Higher borrowing costs have made it more expensive for companies to expand. At the same time, rampant inflation has led employees to demand higher wages. Both factors have curtailed hiring.

After peaking at 11.1pc in October 2022, inflation is now tumbling rapidly. This has led to calls for rates to be cut to save the UK from recession.

However, officials at the Bank, led by Governor Andrew Bailey, have been cautious. They are concerned that remaining strong wage growth will keep fuelling inflation and could allow the headline rate to rise once again.

Policymakers have repeatedly argued that the jobs market will be a key deciding factor when it comes to the question of when to cut rates.

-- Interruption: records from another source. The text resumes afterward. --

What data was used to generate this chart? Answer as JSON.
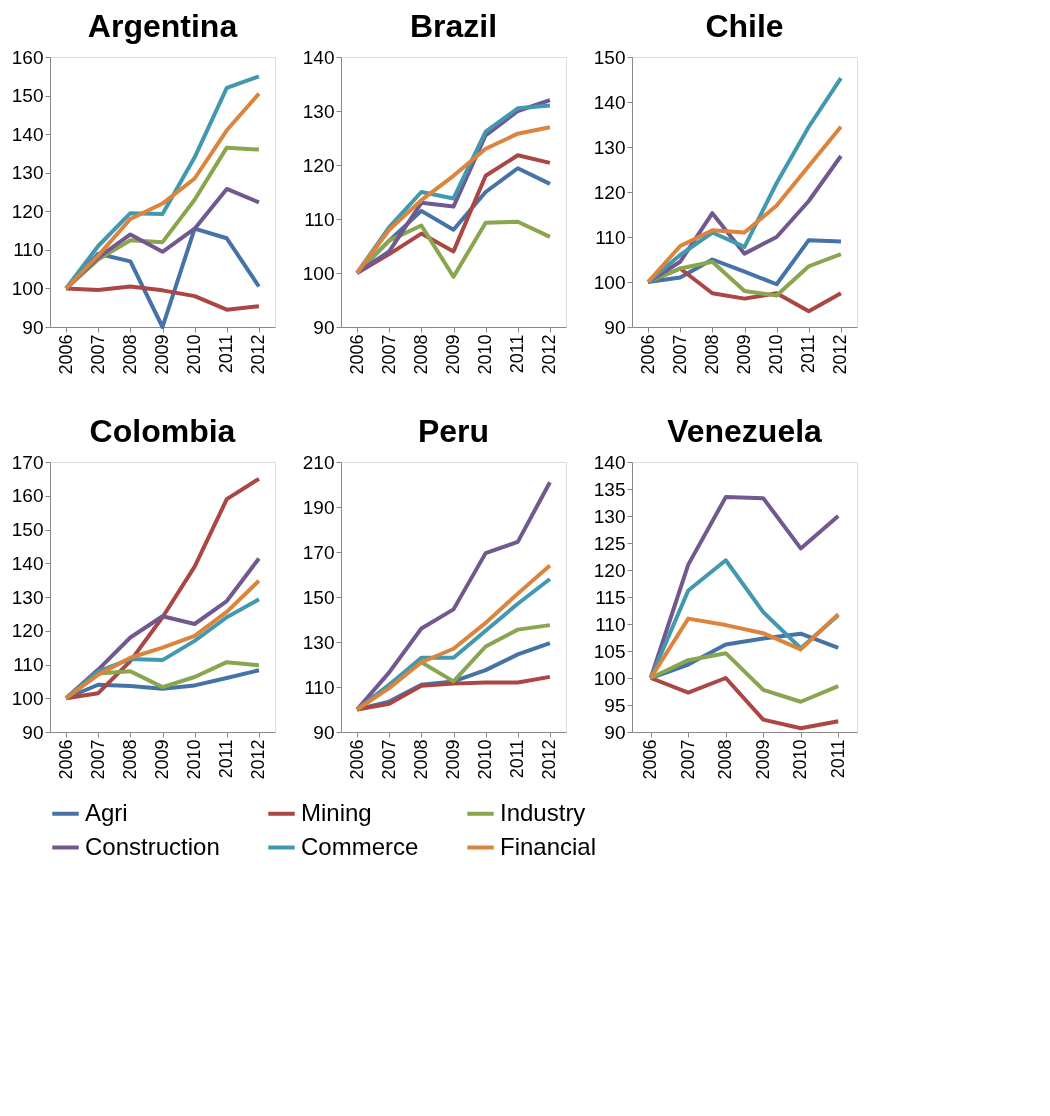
{
  "chart_data": [
    {
      "type": "line",
      "title": "Argentina",
      "categories": [
        "2006",
        "2007",
        "2008",
        "2009",
        "2010",
        "2011",
        "2012"
      ],
      "ylim": [
        90,
        160
      ],
      "yticks": [
        90,
        100,
        110,
        120,
        130,
        140,
        150,
        160
      ],
      "grid": false,
      "legend": "bottom",
      "series": [
        {
          "name": "Agri",
          "color": "#4572a7",
          "values": [
            100,
            109,
            107,
            90,
            115.5,
            113,
            100.5
          ]
        },
        {
          "name": "Mining",
          "color": "#aa4643",
          "values": [
            100,
            99.6,
            100.5,
            99.5,
            98,
            94.5,
            95.4
          ]
        },
        {
          "name": "Industry",
          "color": "#89a54e",
          "values": [
            100,
            107.5,
            112.5,
            112,
            123,
            136.5,
            136
          ]
        },
        {
          "name": "Construction",
          "color": "#71588f",
          "values": [
            100,
            108,
            114,
            109.5,
            115.5,
            125.8,
            122.3
          ]
        },
        {
          "name": "Commerce",
          "color": "#4198af",
          "values": [
            100,
            111,
            119.5,
            119.3,
            134,
            152,
            155
          ]
        },
        {
          "name": "Financial",
          "color": "#db843d",
          "values": [
            100,
            108.5,
            118,
            122,
            128.5,
            141,
            150.5
          ]
        }
      ]
    },
    {
      "type": "line",
      "title": "Brazil",
      "categories": [
        "2006",
        "2007",
        "2008",
        "2009",
        "2010",
        "2011",
        "2012"
      ],
      "ylim": [
        90,
        140
      ],
      "yticks": [
        90,
        100,
        110,
        120,
        130,
        140
      ],
      "grid": false,
      "series": [
        {
          "name": "Agri",
          "color": "#4572a7",
          "values": [
            100,
            106,
            111.5,
            108,
            115,
            119.4,
            116.5
          ]
        },
        {
          "name": "Mining",
          "color": "#aa4643",
          "values": [
            100,
            103.5,
            107.3,
            104,
            118,
            121.8,
            120.4
          ]
        },
        {
          "name": "Industry",
          "color": "#89a54e",
          "values": [
            100,
            106,
            108.8,
            99.3,
            109.3,
            109.5,
            106.7
          ]
        },
        {
          "name": "Construction",
          "color": "#71588f",
          "values": [
            100,
            104,
            113,
            112.3,
            125.5,
            130,
            132
          ]
        },
        {
          "name": "Commerce",
          "color": "#4198af",
          "values": [
            100,
            108.5,
            115,
            113.8,
            126.2,
            130.5,
            131
          ]
        },
        {
          "name": "Financial",
          "color": "#db843d",
          "values": [
            100,
            108,
            113.5,
            118,
            123,
            125.8,
            127
          ]
        }
      ]
    },
    {
      "type": "line",
      "title": "Chile",
      "categories": [
        "2006",
        "2007",
        "2008",
        "2009",
        "2010",
        "2011",
        "2012"
      ],
      "ylim": [
        90,
        150
      ],
      "yticks": [
        90,
        100,
        110,
        120,
        130,
        140,
        150
      ],
      "grid": false,
      "series": [
        {
          "name": "Agri",
          "color": "#4572a7",
          "values": [
            100,
            101,
            105,
            102.3,
            99.5,
            109.3,
            109
          ]
        },
        {
          "name": "Mining",
          "color": "#aa4643",
          "values": [
            100,
            103,
            97.5,
            96.3,
            97.5,
            93.5,
            97.5
          ]
        },
        {
          "name": "Industry",
          "color": "#89a54e",
          "values": [
            100,
            103,
            104.5,
            98,
            97,
            103.5,
            106.2
          ]
        },
        {
          "name": "Construction",
          "color": "#71588f",
          "values": [
            100,
            104.5,
            115.3,
            106.3,
            110,
            118,
            128
          ]
        },
        {
          "name": "Commerce",
          "color": "#4198af",
          "values": [
            100,
            106,
            111,
            107.8,
            122,
            134.5,
            145.3
          ]
        },
        {
          "name": "Financial",
          "color": "#db843d",
          "values": [
            100,
            108,
            111.5,
            111,
            117,
            125.8,
            134.5
          ]
        }
      ]
    },
    {
      "type": "line",
      "title": "Colombia",
      "categories": [
        "2006",
        "2007",
        "2008",
        "2009",
        "2010",
        "2011",
        "2012"
      ],
      "ylim": [
        90,
        170
      ],
      "yticks": [
        90,
        100,
        110,
        120,
        130,
        140,
        150,
        160,
        170
      ],
      "grid": false,
      "series": [
        {
          "name": "Agri",
          "color": "#4572a7",
          "values": [
            100,
            104,
            103.6,
            102.8,
            103.8,
            106,
            108.3
          ]
        },
        {
          "name": "Mining",
          "color": "#aa4643",
          "values": [
            100,
            101.5,
            111,
            124,
            139,
            159,
            165
          ]
        },
        {
          "name": "Industry",
          "color": "#89a54e",
          "values": [
            100,
            107.3,
            108,
            103.3,
            106.3,
            110.7,
            109.8
          ]
        },
        {
          "name": "Construction",
          "color": "#71588f",
          "values": [
            100,
            108.5,
            118,
            124.3,
            122,
            128.8,
            141.4
          ]
        },
        {
          "name": "Commerce",
          "color": "#4198af",
          "values": [
            100,
            108,
            111.6,
            111.3,
            117,
            124,
            129.3
          ]
        },
        {
          "name": "Financial",
          "color": "#db843d",
          "values": [
            100,
            107,
            112,
            115,
            118.5,
            125.6,
            134.8
          ]
        }
      ]
    },
    {
      "type": "line",
      "title": "Peru",
      "categories": [
        "2006",
        "2007",
        "2008",
        "2009",
        "2010",
        "2011",
        "2012"
      ],
      "ylim": [
        90,
        210
      ],
      "yticks": [
        90,
        110,
        130,
        150,
        170,
        190,
        210
      ],
      "grid": false,
      "series": [
        {
          "name": "Agri",
          "color": "#4572a7",
          "values": [
            100,
            103.5,
            111,
            112.5,
            117.5,
            124.5,
            129.5
          ]
        },
        {
          "name": "Mining",
          "color": "#aa4643",
          "values": [
            100,
            102.5,
            110.5,
            111.5,
            112,
            112,
            114.5
          ]
        },
        {
          "name": "Industry",
          "color": "#89a54e",
          "values": [
            100,
            111,
            121,
            112.5,
            128,
            135.5,
            137.5
          ]
        },
        {
          "name": "Construction",
          "color": "#71588f",
          "values": [
            100,
            116.5,
            136,
            144.5,
            169.5,
            174.5,
            201
          ]
        },
        {
          "name": "Commerce",
          "color": "#4198af",
          "values": [
            100,
            111,
            123,
            123,
            135,
            147,
            158
          ]
        },
        {
          "name": "Financial",
          "color": "#db843d",
          "values": [
            100,
            109.5,
            121,
            127,
            138.5,
            151.5,
            164
          ]
        }
      ]
    },
    {
      "type": "line",
      "title": "Venezuela",
      "categories": [
        "2006",
        "2007",
        "2008",
        "2009",
        "2010",
        "2011"
      ],
      "ylim": [
        90,
        140
      ],
      "yticks": [
        90,
        95,
        100,
        105,
        110,
        115,
        120,
        125,
        130,
        135,
        140
      ],
      "grid": false,
      "series": [
        {
          "name": "Agri",
          "color": "#4572a7",
          "values": [
            100,
            102.5,
            106.2,
            107.3,
            108.2,
            105.6
          ]
        },
        {
          "name": "Mining",
          "color": "#aa4643",
          "values": [
            100,
            97.3,
            100,
            92.3,
            90.7,
            92
          ]
        },
        {
          "name": "Industry",
          "color": "#89a54e",
          "values": [
            100,
            103.3,
            104.6,
            97.8,
            95.6,
            98.5
          ]
        },
        {
          "name": "Construction",
          "color": "#71588f",
          "values": [
            100,
            121,
            133.5,
            133.3,
            124,
            130
          ]
        },
        {
          "name": "Commerce",
          "color": "#4198af",
          "values": [
            100,
            116.2,
            121.8,
            112.2,
            105.5,
            111.6
          ]
        },
        {
          "name": "Financial",
          "color": "#db843d",
          "values": [
            100,
            111,
            109.8,
            108.3,
            105.3,
            111.8
          ]
        }
      ]
    }
  ]
}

Slowing pay growth and weaker hiring will be critical evidence in making the case that inflation has been well and truly squeezed out. In a sense then, the downturn in the jobs market is not an aberration but precisely what the Bank wanted.

Tony Wilson, director of the Institute for Employment Studies, says: “The Bank of England appears to be getting what it has wanted through monetary policy: we are definitely getting a slowdown in the labour market.”

Headcount is still rising in some corners of the economy, including financial services and hospitality, but the dominant growth industry is the state: healthcare and social work expanded its headcount by more than any other industry last year.

Overall private sector employment has effectively ground to a halt, even as the public sector keeps growing. The state workforce is now back to the size it was in 2012, at 5.9m people, undoing just over half of all the cuts made under the Coalition and Conservative Governments since 2010.

It means the underlying strength of the jobs market is even weaker than the headline numbers suggest, propped up by Government hiring rather than more fundamental private sector growth.

Worse could be to come. As unemployment rises, it will have knock on effects for other businesses as people who have lost their jobs cut back on spending. This may force more staff cuts in turn, sparking a vicious spiral.

A growing number of businesses are already going under – as many as 2,500 are entering insolvency every month, a rate far above pre-Covid levels, according to official figures.

“Where we are resting our hopes in [is] our jobs outlook survey, which is actually quite positive for the middle of the year,” says Carberry. “But that will take a long time to pull through.”

Ultimately, it may be falling interest rates that decide when the jobs downturn eases. With the Bank holding firm for now, more pain in the short-term seems almost certain.